THE UNIVERSAL Declaration of Human Rights, adopted by the United Nations General Assembly on December 10th, 1948, is 60 years old tomorrow. It is a deeply auspicious anniversary, given how the document has inspired intervening generations and remains "a common standard of achievement for all people and all nations", as its preamble states. Article 1 eloquently explains why this should be: "All human beings are born free and equal in dignity and rights. They are endowed with reason and conscience and should act towards one another in a spirit of brotherhood".
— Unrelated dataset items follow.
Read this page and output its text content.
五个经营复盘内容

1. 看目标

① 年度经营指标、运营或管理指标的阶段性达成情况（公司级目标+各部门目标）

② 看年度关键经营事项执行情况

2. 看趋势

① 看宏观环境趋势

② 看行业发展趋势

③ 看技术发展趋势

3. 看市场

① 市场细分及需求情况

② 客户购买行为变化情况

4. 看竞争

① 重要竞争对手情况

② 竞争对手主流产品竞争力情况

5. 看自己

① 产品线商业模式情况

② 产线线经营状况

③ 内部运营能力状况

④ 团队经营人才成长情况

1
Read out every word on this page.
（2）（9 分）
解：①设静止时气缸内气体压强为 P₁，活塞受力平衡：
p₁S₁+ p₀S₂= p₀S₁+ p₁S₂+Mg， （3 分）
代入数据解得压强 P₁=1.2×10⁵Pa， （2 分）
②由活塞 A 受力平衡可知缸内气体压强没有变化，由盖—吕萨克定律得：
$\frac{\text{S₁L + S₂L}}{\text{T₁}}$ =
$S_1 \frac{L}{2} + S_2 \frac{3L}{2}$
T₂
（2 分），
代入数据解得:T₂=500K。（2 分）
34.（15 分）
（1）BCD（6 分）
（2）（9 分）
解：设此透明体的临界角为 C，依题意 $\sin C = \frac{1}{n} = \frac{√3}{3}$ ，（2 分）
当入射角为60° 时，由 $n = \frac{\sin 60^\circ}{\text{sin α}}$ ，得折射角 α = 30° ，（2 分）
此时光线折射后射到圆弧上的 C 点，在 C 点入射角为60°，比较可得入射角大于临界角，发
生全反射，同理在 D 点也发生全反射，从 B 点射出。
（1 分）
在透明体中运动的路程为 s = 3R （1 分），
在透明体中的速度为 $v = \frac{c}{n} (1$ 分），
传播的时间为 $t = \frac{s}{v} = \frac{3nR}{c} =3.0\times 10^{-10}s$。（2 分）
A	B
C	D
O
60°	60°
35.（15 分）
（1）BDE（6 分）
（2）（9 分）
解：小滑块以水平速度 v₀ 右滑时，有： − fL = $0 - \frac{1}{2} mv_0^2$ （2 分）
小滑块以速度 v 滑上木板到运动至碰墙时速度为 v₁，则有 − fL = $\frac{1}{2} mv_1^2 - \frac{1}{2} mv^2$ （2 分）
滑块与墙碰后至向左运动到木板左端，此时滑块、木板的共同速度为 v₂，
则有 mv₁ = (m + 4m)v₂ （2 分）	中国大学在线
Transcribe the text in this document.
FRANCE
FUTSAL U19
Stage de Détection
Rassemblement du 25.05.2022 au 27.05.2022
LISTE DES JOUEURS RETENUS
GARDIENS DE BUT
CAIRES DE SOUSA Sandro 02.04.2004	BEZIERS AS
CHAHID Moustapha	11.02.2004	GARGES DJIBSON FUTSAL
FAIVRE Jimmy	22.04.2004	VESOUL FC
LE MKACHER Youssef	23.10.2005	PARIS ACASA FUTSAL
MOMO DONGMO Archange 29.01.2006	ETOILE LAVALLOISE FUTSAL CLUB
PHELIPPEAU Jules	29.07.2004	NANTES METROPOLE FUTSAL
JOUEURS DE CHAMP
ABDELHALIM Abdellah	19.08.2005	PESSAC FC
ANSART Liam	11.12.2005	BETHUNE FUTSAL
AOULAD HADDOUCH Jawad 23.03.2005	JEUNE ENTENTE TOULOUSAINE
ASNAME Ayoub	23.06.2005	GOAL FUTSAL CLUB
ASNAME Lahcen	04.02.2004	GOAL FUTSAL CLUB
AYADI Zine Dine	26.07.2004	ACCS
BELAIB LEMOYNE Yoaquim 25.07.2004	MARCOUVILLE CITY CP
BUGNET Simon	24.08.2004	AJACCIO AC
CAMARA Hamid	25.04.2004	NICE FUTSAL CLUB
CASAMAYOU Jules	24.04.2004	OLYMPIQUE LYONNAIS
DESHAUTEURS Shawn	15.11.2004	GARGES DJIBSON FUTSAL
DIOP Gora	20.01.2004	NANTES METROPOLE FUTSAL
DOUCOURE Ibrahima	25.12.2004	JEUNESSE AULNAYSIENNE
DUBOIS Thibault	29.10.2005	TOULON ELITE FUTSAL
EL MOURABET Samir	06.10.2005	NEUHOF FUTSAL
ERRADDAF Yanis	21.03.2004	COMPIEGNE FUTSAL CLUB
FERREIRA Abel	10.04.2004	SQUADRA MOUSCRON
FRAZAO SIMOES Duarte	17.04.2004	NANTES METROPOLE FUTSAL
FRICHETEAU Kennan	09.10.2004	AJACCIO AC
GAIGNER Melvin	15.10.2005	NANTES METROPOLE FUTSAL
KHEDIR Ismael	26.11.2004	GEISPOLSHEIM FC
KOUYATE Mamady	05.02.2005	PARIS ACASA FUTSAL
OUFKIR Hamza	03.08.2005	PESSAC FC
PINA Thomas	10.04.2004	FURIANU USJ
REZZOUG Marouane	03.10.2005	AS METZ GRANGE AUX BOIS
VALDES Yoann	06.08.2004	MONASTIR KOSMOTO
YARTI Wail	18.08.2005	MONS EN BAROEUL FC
In the preamble to the UDHR governments committed themselves and their peoples to progressive measures to secure the universal and effective recognition and observance of the human rights set out. The chairman of the drafting committee, Eleanor Roosevelt, supported the adoption of the UDHR as a declaration, rather than as a treaty, because she believed it would have the same kind of moral influence throughout the world as the United States Declaration of Independence within the United States. This was a prescient insight. Even though it is not formally legally binding, the declaration has been adopted in or influenced most national constitutions since 1948. It also serves as the foundation and benchmark for international treaties and national laws and international, regional, national and sub-national institutions protecting and promoting human rights, including the European Union.
The declaration became even more influential after the end of the Cold War brought a more genuine universality to bear on human rights. Those events also accentuated abiding dilemmas between sovereignty and intervention, individual, collective and state rights, the correct balance between legal, political and socio-economic freedoms and between different cultural traditions. Part of the genius of the declaration is that it has been able to withstand such conflicting interpretations, as well as the glaring contradictions between the rights it proclaims and the everyday reality of oppression still suffered by so many of the world's peoples.
Eleanor Roosevelt also asked where universal human rights begin and provided the following answer: "In small places, close to home - so close and so small that they cannot be seen on any maps of the world". The special anthology magazine published with today's Irish Timesbrings that intimate cartography vividly to life in the reflections of Irish writers on the UDHR's 31 articles, bringing home their abiding capacity to inspire.